EX-5.1 3 dex51.htm EXHIBIT 5.1 EXHIBIT 5.1

Exhibit 5.1

[McGuireWoods LLP Letterhead]

April 21, 2008

Stanley Furniture Company, Inc.

1641 Fairystone Park Highway

Stanleytown, Virginia 24168

Re: Registration Statement on Form S-8

Ladies and Gentlemen:

We have examined the Registration Statement on Form S-8 (the “Registration Statement”) to be filed by Stanley Furniture Company, Inc., a Delaware corporation (the “Company”), with the Securities and Exchange Commission on the date hereof, in connection with the registration under the Securities Act of 1933, as amended, of 2,000,000 shares of your common stock, par value $0.02 per share (the “Shares”), reserved for issuance under the Stanley Furniture Company, Inc. 2008 Incentive Compensation Plan (the “Plan”).
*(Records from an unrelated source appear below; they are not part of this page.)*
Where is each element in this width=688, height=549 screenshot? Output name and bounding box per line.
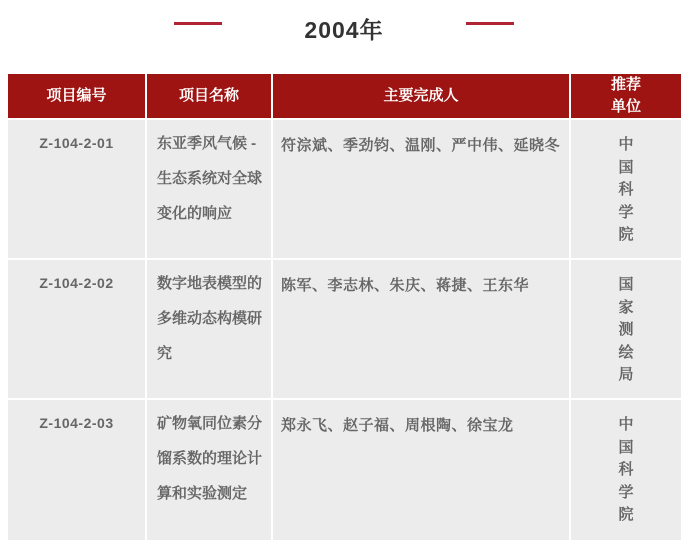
cell-project-name: 数字地表模型的多维动态构模研究 (147, 260, 271, 398)
cell-recommending-unit (571, 400, 681, 540)
cell-project-name: 矿物氧同位素分馏系数的理论计算和实验测定 (147, 400, 271, 540)
cell-recommending-unit-text: 中国科学院 (618, 136, 634, 243)
cell-project-name: 东亚季风气候 - 生态系统对全球变化的响应 (147, 120, 271, 258)
award-table (8, 74, 681, 540)
column-header-project-id: 项目编号 (8, 74, 145, 118)
column-header-contributors: 主要完成人 (273, 74, 569, 118)
cell-contributors: 郑永飞、赵子福、周根陶、徐宝龙 (273, 400, 569, 540)
page-title: 2004年 (304, 16, 384, 43)
column-header-recommending-unit (571, 74, 681, 118)
cell-project-id: Z-104-2-02 (8, 260, 145, 398)
cell-project-id: Z-104-2-01 (8, 120, 145, 258)
cell-contributors: 陈军、李志林、朱庆、蒋捷、王东华 (273, 260, 569, 398)
column-header-project-name: 项目名称 (147, 74, 271, 118)
cell-recommending-unit-text: 国家测绘局 (618, 276, 634, 383)
cell-recommending-unit (571, 120, 681, 258)
cell-recommending-unit-text: 中国科学院 (618, 416, 634, 523)
title-dash-left (174, 22, 222, 25)
cell-project-id: Z-104-2-03 (8, 400, 145, 540)
cell-contributors: 符淙斌、季劲钧、温刚、严中伟、延晓冬 (273, 120, 569, 258)
title-bar (0, 6, 688, 50)
cell-recommending-unit (571, 260, 681, 398)
column-header-recommending-unit-label: 推荐单位 (610, 76, 641, 115)
title-dash-right (466, 22, 514, 25)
In rendering this opinion, we have examined and relied upon (1) the Registration Statement and related prospectus, (2) the Company’s Restated Certificate of Incorporation and Bylaws as in effect on the date hereof, (3) the Plan, and (4) other records, documents, certificates, memoranda and instruments as in our judgment are necessary or appropriate to enable us to render the opinion expressed below.

In rendering this opinion, we have assumed that (1) all information contained in all documents reviewed by us is correct, (2) all signatures on all documents reviewed by us are genuine, (3) all documents submitted to us as originals are true and complete, and (4) all documents submitted to us as copies are true and complete copies of originals thereof. Our opinion is expressed only with respect to the Delaware General Corporation Law.
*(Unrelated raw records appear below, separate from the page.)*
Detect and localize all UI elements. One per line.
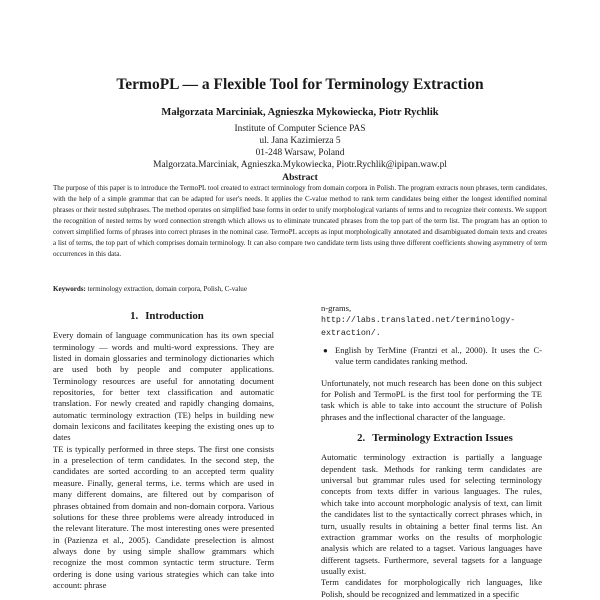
author-list: Małgorzata Marciniak, Agnieszka Mykowiecka, Piotr Rychlik	[161, 107, 439, 118]
paper-title: TermoPL — a Flexible Tool for Terminology Extraction	[116, 76, 484, 93]
section-heading-introduction	[53, 311, 274, 322]
paragraph: Term candidates for morphologically rich languages, like Polish, should be recognized and lemmatized in a specific	[321, 577, 542, 599]
paragraph: Automatic terminology extraction is partially a language dependent task. Methods for ranking term candidates are universal but grammar rules used for selecting terminology concepts from texts differ in various languages. The rules, which take into account morphologic analysis of text, can limit the candidates list to the syntactically correct phrases which, in turn, usually results in obtaining a better final terms list. An extraction grammar works on the results of morphologic analysis which are related to a tagset. Various languages have different tagsets. Furthermore, several tagsets for a language usually exist.	[321, 452, 542, 576]
address-street: ul. Jana Kazimierza 5	[259, 136, 341, 146]
author-emails: Malgorzata.Marciniak, Agnieszka.Mykowiecka, Piotr.Rychlik@ipipan.waw.pl	[153, 160, 447, 170]
keywords-text: terminology extraction, domain corpora, Polish, C-value	[87, 285, 247, 293]
section-title: Introduction	[145, 310, 204, 322]
bullet-icon: ●	[323, 346, 328, 356]
bullet-text: English by TerMine (Frantzi et al., 2000). It uses the C-value term candidates ranking method.	[335, 345, 542, 367]
keywords	[53, 285, 547, 293]
url-link[interactable]: http://labs.translated.net/terminology-extraction/.	[321, 316, 516, 338]
abstract-heading: Abstract	[282, 172, 318, 183]
address-city: 01-248 Warsaw, Poland	[255, 148, 345, 158]
section-number: 2.	[357, 432, 366, 445]
affiliation: Institute of Computer Science PAS	[234, 124, 366, 134]
section-heading-issues	[321, 433, 542, 444]
list-item	[321, 345, 542, 368]
paragraph: Every domain of language communication has its own special terminology — words and multi-word expressions. They are listed in domain glossaries and terminology dictionaries which are used both by people and computer applications. Terminology resources are useful for annotating document repositories, for better text classification and automatic translation. For newly created and rapidly changing domains, automatic terminology extraction (TE) helps in building new domain lexicons and facilitates keeping the existing ones up to dates	[53, 330, 274, 443]
paragraph: TE is typically performed in three steps. The first one consists in a preselection of term candidates. In the second step, the candidates are sorted according to an accepted term quality measure. Finally, general terms, i.e. terms which are used in many different domains, are filtered out by comparison of phrases obtained from domain and non-domain corpora. Various solutions for these three problems were already introduced in the relevant literature. The most interesting ones were presented in (Pazienza et al., 2005). Candidate preselection is almost always done by using simple shallow grammars which recognize the most common syntactic term structure. Term ordering is done using various strategies which can take into account: phrase	[53, 443, 274, 590]
section-number: 1.	[130, 310, 139, 322]
left-column	[53, 309, 274, 591]
abstract-text: The purpose of this paper is to introduce the TermoPL tool created to extract terminology from domain corpora in Polish. The program extracts noun phrases, term candidates, with the help of a simple grammar that can be adapted for user's needs. It applies the C-value method to rank term candidates being either the longest identified nominal phrases or their nested subphrases. The method operates on simplified base forms in order to unify morphological variants of terms and to recognize their contexts. We support the recognition of nested terms by word connection strength which allows us to eliminate truncated phrases from the top part of the term list. The program has an option to convert simplified forms of phrases into correct phrases in the nominal case. TermoPL accepts as input morphologically annotated and disambiguated domain texts and creates a list of terms, the top part of which comprises domain terminology. It can also compare two candidate term lists using three different coefficients showing asymmetry of term occurrences in this data.	[53, 184, 547, 258]
ngram-line	[321, 303, 542, 339]
section-title: Terminology Extraction Issues	[372, 432, 513, 445]
paragraph: Unfortunately, not much research has been done on this subject for Polish and TermoPL is the first tool for performing the TE task which is able to take into account the structure of Polish phrases and the inflectional character of the language.	[321, 377, 542, 422]
right-column	[321, 303, 542, 600]
ngram-prefix: n-grams,	[321, 303, 352, 313]
keywords-label: Keywords:	[53, 285, 86, 293]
Based on the foregoing, we are of the opinion that the Shares have been duly authorized and, upon issuance and delivery against payment therefor in accordance with the terms of the Plan, will be validly issued, fully paid and nonassessable.
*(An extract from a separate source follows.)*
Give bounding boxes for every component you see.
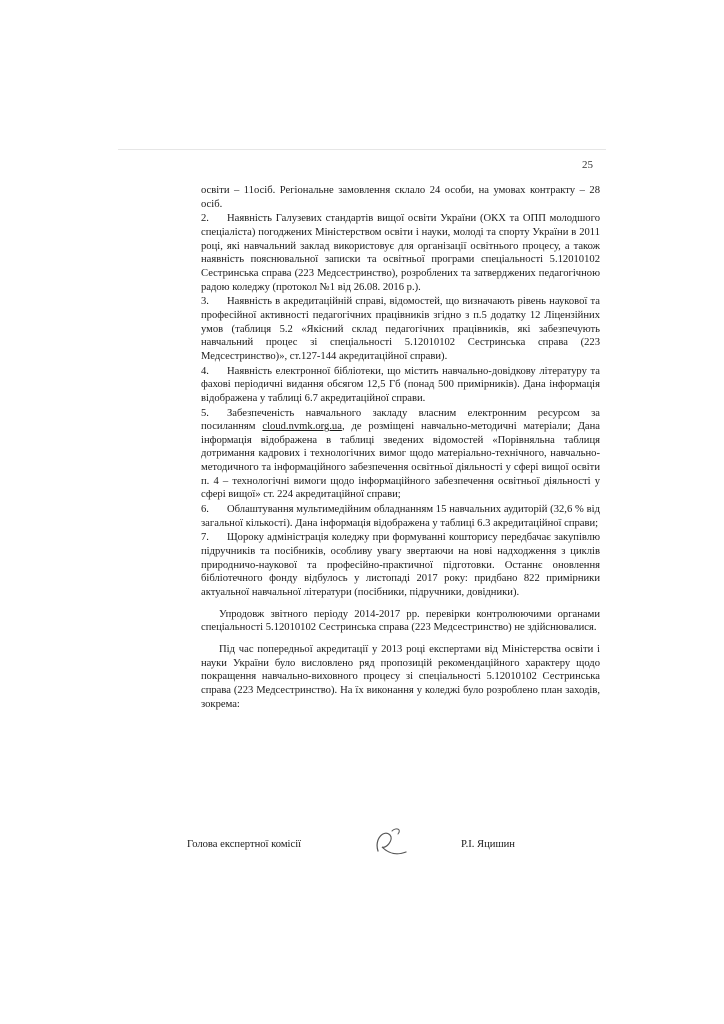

We consent to the use of this opinion as Exhibit 5.1 to the Registration Statement, and further consent to the use of our name wherever appearing in the Registration Statement and any amendments thereto. In giving our consent, we do not admit that we are in the category of persons whose consent is required under Section 7 of the Securities Act or the rules and regulations promulgated thereunder.